Which is perfect for this single regular style of the font. 

But... how do we also add the files needed for the light, bold and italic styles of the font? One way is to add the same CSS rule again for each style, changing the font-family and url values for each font file. But that would mean when we want to use the light, bold or italic styles of the font in our CSS we would need to declare the font-family value for it like this

.text { font-family: 'Montserrat Bold'; } 

Which is quite tedious and really not an intuitive way to do it when ordinarily you would do this to apply a bold style...

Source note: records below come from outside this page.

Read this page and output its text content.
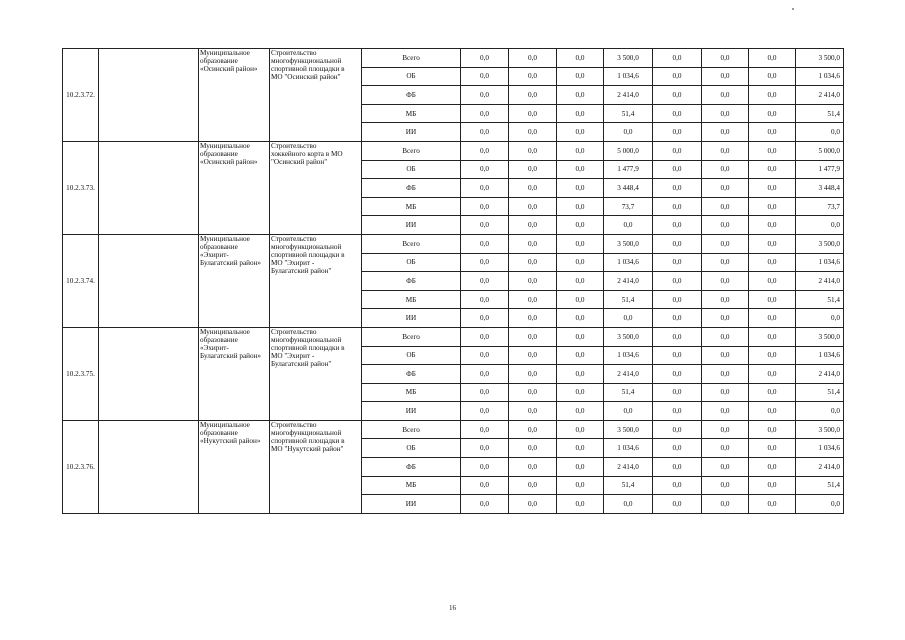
10.2.3.72.		Муниципальное
образование
«Осинский район»	Строительство
многофункциональной
спортивной площадки в
МО "Осинский район"	Всего	0,0	0,0	0,0	3 500,0	0,0	0,0	0,0	3 500,0
				ОБ	0,0	0,0	0,0	1 034,6	0,0	0,0	0,0	1 034,6
				ФБ	0,0	0,0	0,0	2 414,0	0,0	0,0	0,0	2 414,0
				МБ	0,0	0,0	0,0	51,4	0,0	0,0	0,0	51,4
				ИИ	0,0	0,0	0,0	0,0	0,0	0,0	0,0	0,0
10.2.3.73.		Муниципальное
образование
«Осинский район»	Строительство
хоккейного корта в МО
"Осинский район"	Всего	0,0	0,0	0,0	5 000,0	0,0	0,0	0,0	5 000,0
				ОБ	0,0	0,0	0,0	1 477,9	0,0	0,0	0,0	1 477,9
				ФБ	0,0	0,0	0,0	3 448,4	0,0	0,0	0,0	3 448,4
				МБ	0,0	0,0	0,0	73,7	0,0	0,0	0,0	73,7
				ИИ	0,0	0,0	0,0	0,0	0,0	0,0	0,0	0,0
10.2.3.74.		Муниципальное
образование
«Эхирит-
Булагатский район»	Строительство
многофункциональной
спортивной площадки в
МО "Эхирит -
Булагатский район"	Всего	0,0	0,0	0,0	3 500,0	0,0	0,0	0,0	3 500,0
				ОБ	0,0	0,0	0,0	1 034,6	0,0	0,0	0,0	1 034,6
				ФБ	0,0	0,0	0,0	2 414,0	0,0	0,0	0,0	2 414,0
				МБ	0,0	0,0	0,0	51,4	0,0	0,0	0,0	51,4
				ИИ	0,0	0,0	0,0	0,0	0,0	0,0	0,0	0,0
10.2.3.75.		Муниципальное
образование
«Эхирит-
Булагатский район»	Строительство
многофункциональной
спортивной площадки в
МО "Эхирит -
Булагатский район"	Всего	0,0	0,0	0,0	3 500,0	0,0	0,0	0,0	3 500,0
				ОБ	0,0	0,0	0,0	1 034,6	0,0	0,0	0,0	1 034,6
				ФБ	0,0	0,0	0,0	2 414,0	0,0	0,0	0,0	2 414,0
				МБ	0,0	0,0	0,0	51,4	0,0	0,0	0,0	51,4
				ИИ	0,0	0,0	0,0	0,0	0,0	0,0	0,0	0,0
10.2.3.76.		Муниципальное
образование
«Нукутский район»	Строительство
многофункциональной
спортивной площадки в
МО "Нукутский район"	Всего	0,0	0,0	0,0	3 500,0	0,0	0,0	0,0	3 500,0
				ОБ	0,0	0,0	0,0	1 034,6	0,0	0,0	0,0	1 034,6
				ФБ	0,0	0,0	0,0	2 414,0	0,0	0,0	0,0	2 414,0
				МБ	0,0	0,0	0,0	51,4	0,0	0,0	0,0	51,4
				ИИ	0,0	0,0	0,0	0,0	0,0	0,0	0,0	0,0
16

.text { font-weight: bold; } 

So if that isn’t the most efficient way, how can we take a bunch of different web font files and utilize them like a single font? The solution is to declare all styles with the same font-family value and declare each font style and weight we want to use, like this...

@font-face {
    font-family: 'Montserrat';
    src: url('Montserrat-Regular.eot?#iefix') format('embedded-opentype'),
        url('Montserrat-Regular.woff') format('woff'),
        url('Montserrat-Regular.ttf')  format('truetype'),
        url('Montserrat-Regular.svg#Montserrat') format('svg');

}

@font-face {
    font-family: 'Montserrat';
    src: url('Montserrat-Light.eot?#iefix') format('embedded-opentype'),
        url('Montserrat-Light.woff') format('woff'),
        url('Montserrat-Light.ttf')  format('truetype'),
        url('Montserrat-Light.svg#Montserrat') format('svg');

    font-weight: lighter;
}

@font-face {
    font-family: 'Montserrat';
    src: url('Montserrat-Bold.eot?#iefix') format('embedded-opentype'),
        url('Montserrat-Bold.woff') format('woff'),
        url('Montserrat-Bold.ttf')  format('truetype'),
        url('Montserrat-Bold.svg#Montserrat') format('svg');

    font-weight: bold;

}

@font-face {
    font-family: 'Montserrat';
    src: url('Montserrat-Italic.eot?#iefix') format('embedded-opentype'),
        url('Montserrat-Italic.woff') format('woff'),
        url('Montserrat-Italic.ttf')  format('truetype'),
        url('Montserrat-Italic.svg#Montserrat') format('svg');

    font-style: italic;

}

Using this approach, we can now apply the Montserrat font to our page, and then apply the font’s weight and styles the conventional way like this

body { font-family: 'Montserrat'; }
p { font-weight: lighter; }
h1 { font-weight: bold; }
blockquote { font-style: italic; }

And thanks to our clever CSS above, it knows which font file to apply to each style.

 

There you have it! Get creative! Vary it up! Express yourself! All in an easy and manageable way.